Norwegian veterinary surgeon and television presenter

Trude Mostue (born 28 March 1968) is a Norwegian veterinary surgeon and television presenter. She is best known for her appearances in the BBC documentary series Vet School in 1996, and later in the follow-up series Vets in Practice. She went on to present and co-present a number of television series. After leaving England, Mostue has returned to veterinary practice full-time in Norway.

==Early life==
Mostue was born in Oslo, Norway, and grew up in Siggerud.

==Television career==
Mostue lived in the United Kingdom for several years, appearing in the BBC television documentary series Vet School (1996), and later in the follow-up series Vets in Practice (63 episodes, 1997-2002). She went on to present a variety of programmes relating to animals, including Vets to the Rescue, Explorer: Vets at Large, Vets on Holiday, Vets in the Wild, and Britain's Worst Pets.

She has also been in So Graham Norton, Holiday, Live & Kicking, The Heaven and Earth Show, Masterchef, and One Man and His Dog.

In 2006, she appeared on Skal vi danse, the Norwegian version of Strictly Come Dancing.

==Books==
Mostue has published four books in the UK and one in Norway. Her UK titles include Pets in Practice (2000), Vets in the Wild: The Real Stories Behind the BBC Television Series (1999), and Wild About Animals: A book of beastly behaviour (1999).

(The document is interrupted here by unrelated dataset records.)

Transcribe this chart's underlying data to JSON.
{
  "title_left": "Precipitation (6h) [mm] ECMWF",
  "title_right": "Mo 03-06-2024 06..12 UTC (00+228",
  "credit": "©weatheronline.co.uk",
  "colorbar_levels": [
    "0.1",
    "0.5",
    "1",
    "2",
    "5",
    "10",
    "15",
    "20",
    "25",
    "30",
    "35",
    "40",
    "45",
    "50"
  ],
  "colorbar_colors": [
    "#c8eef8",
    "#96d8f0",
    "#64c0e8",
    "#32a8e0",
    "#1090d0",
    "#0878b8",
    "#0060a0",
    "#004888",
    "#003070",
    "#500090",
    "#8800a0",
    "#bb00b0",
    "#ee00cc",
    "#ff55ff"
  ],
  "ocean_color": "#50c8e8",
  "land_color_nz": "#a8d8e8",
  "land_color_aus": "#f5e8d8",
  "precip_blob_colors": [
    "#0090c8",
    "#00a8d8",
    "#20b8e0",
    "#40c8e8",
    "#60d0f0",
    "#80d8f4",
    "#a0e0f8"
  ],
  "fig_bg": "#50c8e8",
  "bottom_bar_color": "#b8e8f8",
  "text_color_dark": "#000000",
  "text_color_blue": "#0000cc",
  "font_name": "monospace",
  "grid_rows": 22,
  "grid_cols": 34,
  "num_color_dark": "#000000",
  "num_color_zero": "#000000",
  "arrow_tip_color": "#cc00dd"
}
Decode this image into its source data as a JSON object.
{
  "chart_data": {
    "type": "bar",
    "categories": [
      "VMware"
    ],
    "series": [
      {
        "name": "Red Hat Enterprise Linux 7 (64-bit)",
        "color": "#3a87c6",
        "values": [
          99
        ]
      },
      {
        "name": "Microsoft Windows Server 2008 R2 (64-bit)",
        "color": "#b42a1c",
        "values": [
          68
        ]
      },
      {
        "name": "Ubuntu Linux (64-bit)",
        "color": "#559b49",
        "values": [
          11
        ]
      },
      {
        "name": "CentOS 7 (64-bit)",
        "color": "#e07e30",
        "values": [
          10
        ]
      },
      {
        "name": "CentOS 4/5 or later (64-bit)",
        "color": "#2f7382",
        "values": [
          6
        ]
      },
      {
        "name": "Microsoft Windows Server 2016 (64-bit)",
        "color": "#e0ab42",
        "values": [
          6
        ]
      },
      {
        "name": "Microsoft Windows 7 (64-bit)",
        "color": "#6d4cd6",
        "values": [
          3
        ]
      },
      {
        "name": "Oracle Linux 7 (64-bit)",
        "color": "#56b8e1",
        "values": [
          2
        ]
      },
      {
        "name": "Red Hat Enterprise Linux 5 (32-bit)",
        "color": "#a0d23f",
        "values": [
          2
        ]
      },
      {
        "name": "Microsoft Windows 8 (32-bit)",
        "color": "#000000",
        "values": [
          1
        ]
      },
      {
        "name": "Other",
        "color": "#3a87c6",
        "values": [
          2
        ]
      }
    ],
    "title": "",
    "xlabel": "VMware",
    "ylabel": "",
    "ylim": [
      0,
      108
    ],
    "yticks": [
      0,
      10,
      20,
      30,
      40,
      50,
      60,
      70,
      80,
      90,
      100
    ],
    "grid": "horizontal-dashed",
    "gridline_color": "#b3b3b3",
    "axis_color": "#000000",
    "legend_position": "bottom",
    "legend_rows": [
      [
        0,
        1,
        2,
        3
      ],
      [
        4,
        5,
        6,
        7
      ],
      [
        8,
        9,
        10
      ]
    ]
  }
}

==Professional veterinary practice==
Mostue resides in Norway, where she co-owns a veterinary clinic, and has joined the board of Lildog AS, as a cat and dog behavioural expert, in developing an AI that detects symptoms of illnesses and injuries.

==Personal life==
Mostue became engaged to Howard Thomas in 2000. In October 2006, Mostue and Thomas separated. In 2008, she met Cato Sælid, with whom she later had her last child, Celine Felicia (born 2011).